By Rudaw 55 minutes ago

US President Donald Trump on June 30, 2018, said Saudi Arabia’s King Salman had agreed to his request to ramp up oil production. File photo: Mandel Ngan / AFP

ERBIL, Kurdistan Region – America is using all its economic and diplomatic clout to undermine Iran’s oil sector, calling on its ally Saudi Arabia to boost its oil output and on Asian buyers to get their petroleum elsewhere.

US President Donald Trump tweeted on Saturday that Saudi Arabia has agreed to raise its oil production by two million barrels per day “because of turmoil and dysfunction in Iran and Venezuela.”

On June 28, US Ambassador to the UN Nikki Haley travelled to India to urge New Delhi to “rethink” its business relationship with Iran.
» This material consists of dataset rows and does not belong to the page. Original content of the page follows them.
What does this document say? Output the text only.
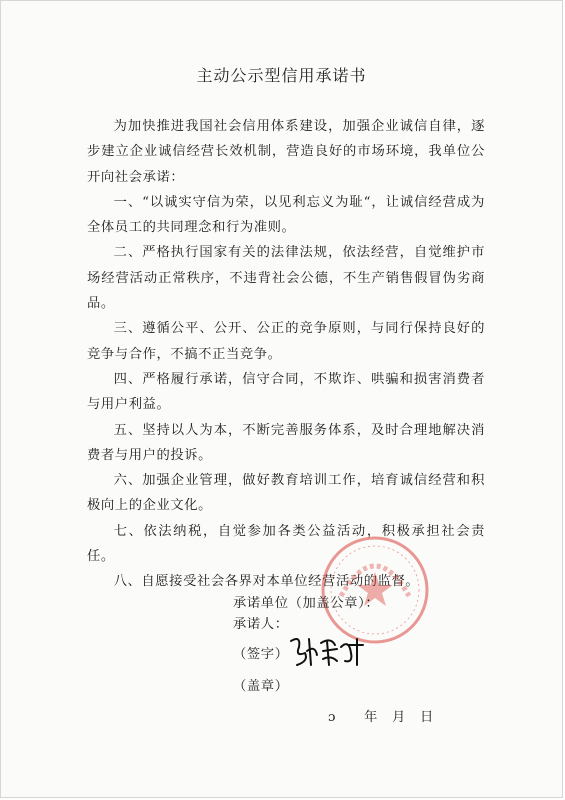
主动公示型信用承诺书

为加快推进我国社会信用体系建设，加强企业诚信自律，逐步建立企业诚信经营长效机制，营造良好的市场环境，我单位公开向社会承诺：

一、“以诚实守信为荣，以见利忘义为耻“，让诚信经营成为全体员工的共同理念和行为准则。

二、严格执行国家有关的法律法规，依法经营，自觉维护市场经营活动正常秩序，不违背社会公德，不生产销售假冒伪劣商品。

三、遵循公平、公开、公正的竞争原则，与同行保持良好的竞争与合作，不搞不正当竞争。

四、严格履行承诺，信守合同，不欺诈、哄骗和损害消费者与用户利益。

五、坚持以人为本，不断完善服务体系，及时合理地解决消费者与用户的投诉。

六、加强企业管理，做好教育培训工作，培育诚信经营和积极向上的企业文化。

七、依法纳税，自觉参加各类公益活动，积极承担社会责任。

八、自愿接受社会各界对本单位经营活动的监督。

承诺单位（加盖公章）：
承诺人：
（签字）
（盖章）
ɔ 年 月 日
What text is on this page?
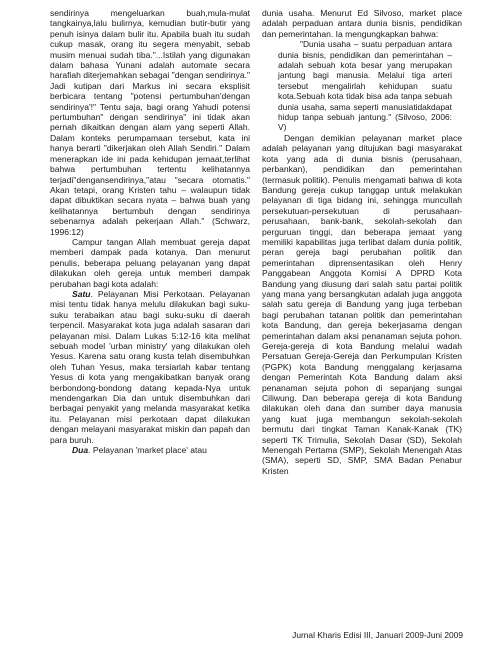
sendirinya mengeluarkan buah,mula-mulat tangkainya,lalu bulirnya, kemudian butir-butir yang penuh isinya dalam bulir itu. Apabila buah itu sudah cukup masak, orang itu segera menyabit, sebab musim menuai sudah tiba."...Istilah yang digunakan dalam bahasa Yunani adalah automate secara harafiah diterjemahkan sebagai "dengan sendirinya." Jadi kutipan dari Markus ini secara eksplisit berbicara tentang "potensi pertumbuhan'dengan sendirinya'!" Tentu saja, bagi orang Yahudi potensi pertumbuhan" dengan sendirinya" ini tidak akan pernah dikaitkan dengan alam yang seperti Allah. Dalam konteks perumpamaan tersebut, kata ini hanya berarti "dikerjakan oleh Allah Sendiri." Dalam menerapkan ide ini pada kehidupan jemaat,terlihat bahwa pertumbuhan tertentu kelihatannya terjadi"dengansendirinya,"atau "secara otomatis." Akan tetapi, orang Kristen tahu – walaupun tidak dapat dibuktikan secara nyata – bahwa buah yang kelihatannya bertumbuh dengan sendirinya sebenarnya adalah pekerjaan Allah." (Schwarz, 1996:12)

Campur tangan Allah membuat gereja dapat memberi dampak pada kotanya. Dan menurut penulis, beberapa peluang pelayanan yang dapat dilakukan oleh gereja untuk memberi dampak perubahan bagi kota adalah:

Satu. Pelayanan Misi Perkotaan. Pelayanan misi tentu tidak hanya melulu dilakukan bagi suku-suku terabaikan atau bagi suku-suku di daerah terpencil. Masyarakat kota juga adalah sasaran dari pelayanan misi. Dalam Lukas 5:12-16 kita melihat sebuah model 'urban ministry' yang dilakukan oleh Yesus. Karena satu orang kusta telah disembuhkan oleh Tuhan Yesus, maka tersiarlah kabar tentang Yesus di kota yang mengakibatkan banyak orang berbondong-bondong datang kepada-Nya untuk mendengarkan Dia dan untuk disembuhkan dari berbagai penyakit yang melanda masyarakat ketika itu. Pelayanan misi perkotaan dapat dilakukan dengan melayani masyarakat miskin dan papah dan para buruh.

Dua. Pelayanan 'market place' atau

dunia usaha. Menurut Ed Silvoso, market place adalah perpaduan antara dunia bisnis, pendidikan dan pemerintahan. Ia mengungkapkan bahwa:

"Dunia usaha – suatu perpaduan antara dunia bisnis, pendidikan dan pemerintahan – adalah sebuah kota besar yang merupakan jantung bagi manusia. Melalui tiga arteri tersebut mengalirlah kehidupan suatu kota.Sebuah kota tidak bisa ada tanpa sebuah dunia usaha, sama seperti manusiatidakdapat hidup tanpa sebuah jantung." (Silvoso, 2006: V)

Dengan demikian pelayanan market place adalah pelayanan yang ditujukan bagi masyarakat kota yang ada di dunia bisnis (perusahaan, perbankan), pendidikan dan pemerintahan (termasuk politik). Penulis mengamati bahwa di kota Bandung gereja cukup tanggap untuk melakukan pelayanan di tiga bidang ini, sehingga muncullah persekutuan-persekutuan di perusahaan-perusahaan, bank-bank, sekolah-sekolah dan perguruan tinggi, dan beberapa jemaat yang memiliki kapabilitas juga terlibat dalam dunia politik, peran gereja bagi perubahan politik dan pemerintahan diprensentasikan oleh Henry Panggabean Anggota Komisi A DPRD Kota Bandung yang diusung dari salah satu partai politik yang mana yang bersangkutan adalah juga anggota salah satu gereja di Bandung yang juga terbeban bagi perubahan tatanan politik dan pemerintahan kota Bandung, dan gereja bekerjasama dengan pemerintahan dalam aksi penanaman sejuta pohon. Gereja-gereja di kota Bandung melalui wadah Persatuan Gereja-Gereja dan Perkumpulan Kristen (PGPK) kota Bandung menggalang kerjasama dengan Pemerintah Kota Bandung dalam aksi penanaman sejuta pohon di sepanjang sungai Ciliwung. Dan beberapa gereja di kota Bandung dilakukan oleh dana dan sumber daya manusia yang kuat juga membangun sekolah-sekolah bermutu dari tingkat Taman Kanak-Kanak (TK) seperti TK Trimulia, Sekolah Dasar (SD), Sekolah Menengah Pertama (SMP), Sekolah Menengah Atas (SMA), seperti SD, SMP, SMA Badan Penabur Kristen

Jurnal Kharis Edisi III, Januari 2009-Juni 2009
India is the biggest buyer of Iranian oil after China.

China, India, Japan, and South Korea are the top customers of Iranian crude. The four Asian states together import around 55 percent of the Iran’s total 2.7 million barrel export.
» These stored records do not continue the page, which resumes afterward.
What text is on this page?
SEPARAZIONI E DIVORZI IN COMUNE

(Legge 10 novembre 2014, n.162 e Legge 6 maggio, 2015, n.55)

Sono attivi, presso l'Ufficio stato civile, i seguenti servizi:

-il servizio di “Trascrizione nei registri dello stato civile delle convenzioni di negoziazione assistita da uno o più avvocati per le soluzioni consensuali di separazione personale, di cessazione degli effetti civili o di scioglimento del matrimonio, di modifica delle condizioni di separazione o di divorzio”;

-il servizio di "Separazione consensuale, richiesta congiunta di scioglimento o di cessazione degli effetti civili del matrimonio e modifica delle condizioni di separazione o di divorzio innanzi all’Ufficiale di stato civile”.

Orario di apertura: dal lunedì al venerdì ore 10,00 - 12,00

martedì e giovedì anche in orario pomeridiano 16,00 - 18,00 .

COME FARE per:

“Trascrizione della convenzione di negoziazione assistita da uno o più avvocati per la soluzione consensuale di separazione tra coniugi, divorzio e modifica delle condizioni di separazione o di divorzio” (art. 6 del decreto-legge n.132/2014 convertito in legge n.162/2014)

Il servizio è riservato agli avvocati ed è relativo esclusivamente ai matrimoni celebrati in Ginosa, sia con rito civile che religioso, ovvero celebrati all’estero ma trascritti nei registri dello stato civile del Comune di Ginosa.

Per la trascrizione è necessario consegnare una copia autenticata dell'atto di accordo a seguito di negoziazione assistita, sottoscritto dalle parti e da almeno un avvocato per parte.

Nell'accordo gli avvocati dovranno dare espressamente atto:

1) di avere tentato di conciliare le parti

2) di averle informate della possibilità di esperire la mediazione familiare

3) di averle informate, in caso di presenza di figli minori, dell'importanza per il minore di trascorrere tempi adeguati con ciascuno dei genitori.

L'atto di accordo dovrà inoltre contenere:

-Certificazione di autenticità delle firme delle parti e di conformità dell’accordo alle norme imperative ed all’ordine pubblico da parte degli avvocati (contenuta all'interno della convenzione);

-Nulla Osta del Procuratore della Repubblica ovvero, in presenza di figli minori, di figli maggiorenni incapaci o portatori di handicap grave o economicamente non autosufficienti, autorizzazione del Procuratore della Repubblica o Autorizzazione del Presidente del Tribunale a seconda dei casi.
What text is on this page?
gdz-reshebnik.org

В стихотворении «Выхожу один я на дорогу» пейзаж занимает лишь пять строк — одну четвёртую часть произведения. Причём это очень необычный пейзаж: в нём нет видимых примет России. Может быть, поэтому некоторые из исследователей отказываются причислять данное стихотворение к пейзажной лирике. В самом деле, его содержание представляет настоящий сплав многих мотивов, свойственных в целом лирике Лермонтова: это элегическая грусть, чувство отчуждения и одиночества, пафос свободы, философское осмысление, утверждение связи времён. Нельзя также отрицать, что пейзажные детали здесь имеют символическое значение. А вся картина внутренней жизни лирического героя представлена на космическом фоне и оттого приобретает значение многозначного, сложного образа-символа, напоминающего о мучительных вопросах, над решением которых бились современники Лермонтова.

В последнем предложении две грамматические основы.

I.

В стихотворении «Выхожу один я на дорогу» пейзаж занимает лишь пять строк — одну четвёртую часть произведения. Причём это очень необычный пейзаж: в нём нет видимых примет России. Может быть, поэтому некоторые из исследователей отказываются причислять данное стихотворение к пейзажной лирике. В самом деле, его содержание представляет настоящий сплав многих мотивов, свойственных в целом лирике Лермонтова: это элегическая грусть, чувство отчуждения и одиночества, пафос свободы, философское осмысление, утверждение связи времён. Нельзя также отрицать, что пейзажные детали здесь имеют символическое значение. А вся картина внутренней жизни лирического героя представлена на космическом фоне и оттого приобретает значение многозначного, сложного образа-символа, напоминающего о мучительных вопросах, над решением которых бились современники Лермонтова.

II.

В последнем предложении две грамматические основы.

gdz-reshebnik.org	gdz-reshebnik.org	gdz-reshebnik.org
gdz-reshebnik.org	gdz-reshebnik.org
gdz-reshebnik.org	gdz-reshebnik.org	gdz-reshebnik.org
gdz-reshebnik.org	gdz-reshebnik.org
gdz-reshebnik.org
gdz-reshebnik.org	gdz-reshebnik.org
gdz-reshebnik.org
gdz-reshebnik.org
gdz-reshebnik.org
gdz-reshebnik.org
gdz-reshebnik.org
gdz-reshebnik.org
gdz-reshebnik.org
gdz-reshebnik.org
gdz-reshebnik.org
On May 9, Trump withdrew from the 2015 Iran nuclear deal. New US sanction will be imposed on Iran from November 4 – a symbolic date when the US embassy in Tehran was occupied in 1979.
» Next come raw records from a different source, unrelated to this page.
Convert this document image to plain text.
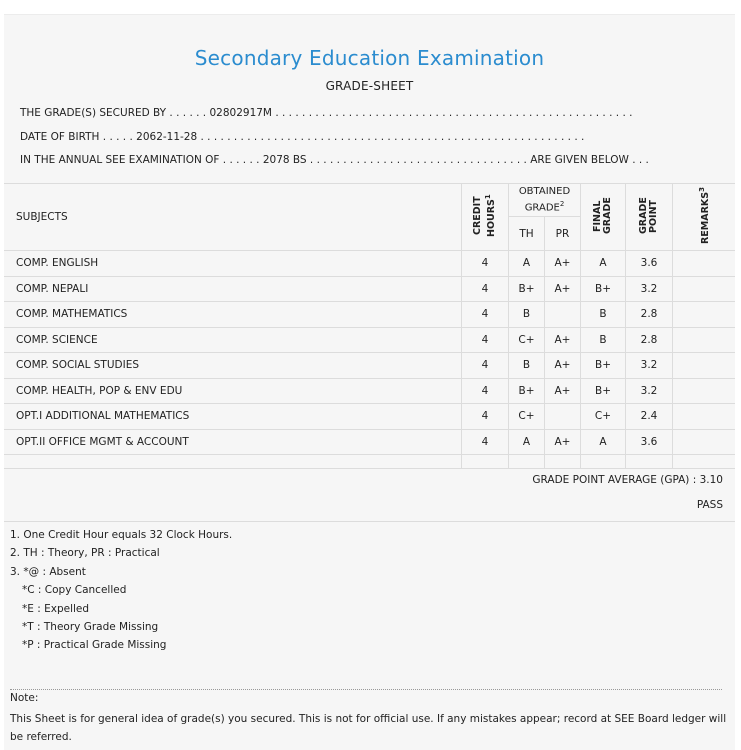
Secondary Education Examination
GRADE-SHEET
THE GRADE(S) SECURED BY . . . . . . 02802917M . . . . . . . . . . . . . . . . . . . . . . . . . . . . . . . . . . . . . . . . . . . . . . . . . . . . . .
DATE OF BIRTH . . . . . 2062-11-28 . . . . . . . . . . . . . . . . . . . . . . . . . . . . . . . . . . . . . . . . . . . . . . . . . . . . . . . . . .
IN THE ANNUAL SEE EXAMINATION OF . . . . . . 2078 BS . . . . . . . . . . . . . . . . . . . . . . . . . . . . . . . . . ARE GIVEN BELOW . . .
SUBJECTS	CREDIT HOURS$^1$	OBTAINED GRADE$^2$		FINAL GRADE	GRADE POINT	REMARKS$^3$
		TH	PR			
COMP. ENGLISH	4	A	A+	A	3.6	
COMP. NEPALI	4	B+	A+	B+	3.2	
COMP. MATHEMATICS	4	B		B	2.8	
COMP. SCIENCE	4	C+	A+	B	2.8	
COMP. SOCIAL STUDIES	4	B	A+	B+	3.2	
COMP. HEALTH, POP & ENV EDU	4	B+	A+	B+	3.2	
OPT.I ADDITIONAL MATHEMATICS	4	C+		C+	2.4	
OPT.II OFFICE MGMT & ACCOUNT	4	A	A+	A	3.6	

GRADE POINT AVERAGE (GPA) : 3.10
PASS
1. One Credit Hour equals 32 Clock Hours.
2. TH : Theory, PR : Practical
3. *@ : Absent
*C : Copy Cancelled
*E : Expelled
*T : Theory Grade Missing
*P : Practical Grade Missing
Note:
This Sheet is for general idea of grade(s) you secured. This is not for official use. If any mistakes appear; record at SEE Board ledger will be referred.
Iran is a rentier state dependent on its oil income for more than 50 percent of its GDP.

Under previous US sanctions, Iran’s oil exports fell from 2.5 million barrels per day in 2011 to 1.5 million in 2012. At that time, major Asian oil buyers were given a waiver, requiring them to reduce 20 percent of their business trade with Iran each six months.

On May 24, US Secretary of State Mike Pompeo announced “unpresented sanctions” on Iran.

Multinationals have already begun pulling out of Iran so as not to lose more lucrative markets in the US. These include French oil giant Total, the world’s largest container shipping company Maersk, and multinational airplane producers Airbus and Boeing.

On June 22, Iranian Oil Minister Bijan Namdar Zanganeh told Bloomberg he does not expect Asian buyers will receive similar waivers this time.

Saudi Arabia is capable of increasing its oil production by two million barrels per day to stabilize the oil market and prices if Iran’s oil exports fall considerably as expected.

Saudi Arabia has objected to Iran’s support for Shia groups in Yemen and Bahrain. The US-Saudi offensive on Iran’s oil industry is designed to prevent Tehran’s adventurism in the Middle East.